4.LDA (Latent Dirichlet Allocation) Intro

1) Introduction

a. Topic Modeling

https://miro.medium.com/max/2796/1*jpytbqadO3FtdIyOjx2_yg.png

A topic model is a type of statistical model for discovering the abstract “topics” that occur in a collection of documents. Topic modeling is a frequently used text-mining tool for discovery of hidden semantic structures in a text body. (wikipedia)

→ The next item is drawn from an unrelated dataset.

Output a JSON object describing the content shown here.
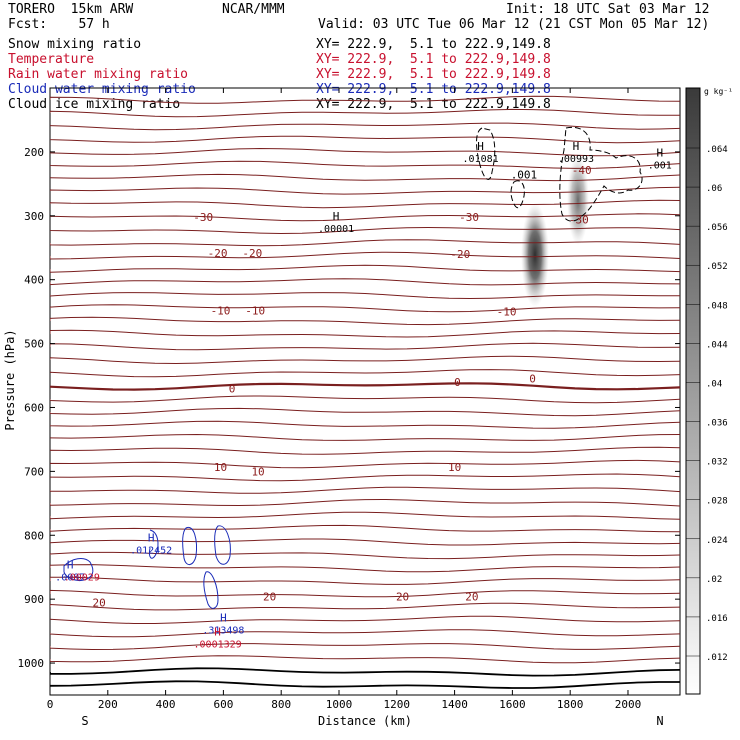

Topic modeling treats document as a ‘distribution’ of topics. For example, let’s take a famous book ‘The Adventures of Sherlock Homes’. We can say that this book is composed of three topics, (60%)detective + (30%)adventure + (10%)horror. We can make this as a vector form like (0.6, 0.3, 0.1). Then if an another book called “Sherlock Homes and his friends” has a vector form (0.5,0.2,0.3), it means that this book is composed of (50%)detective + (20%)adventure + (30%)horror.

b. Similarity & Distance

After we have found the distribution of topic for some books or documnets (as a vector form), we can measure how those two books are similar or different in the aspect of topic. The commonly used measures for similarity & distance are ‘Euclidean distance’ and ‘Cosine similarity’. I will not cover about them, as you might all know.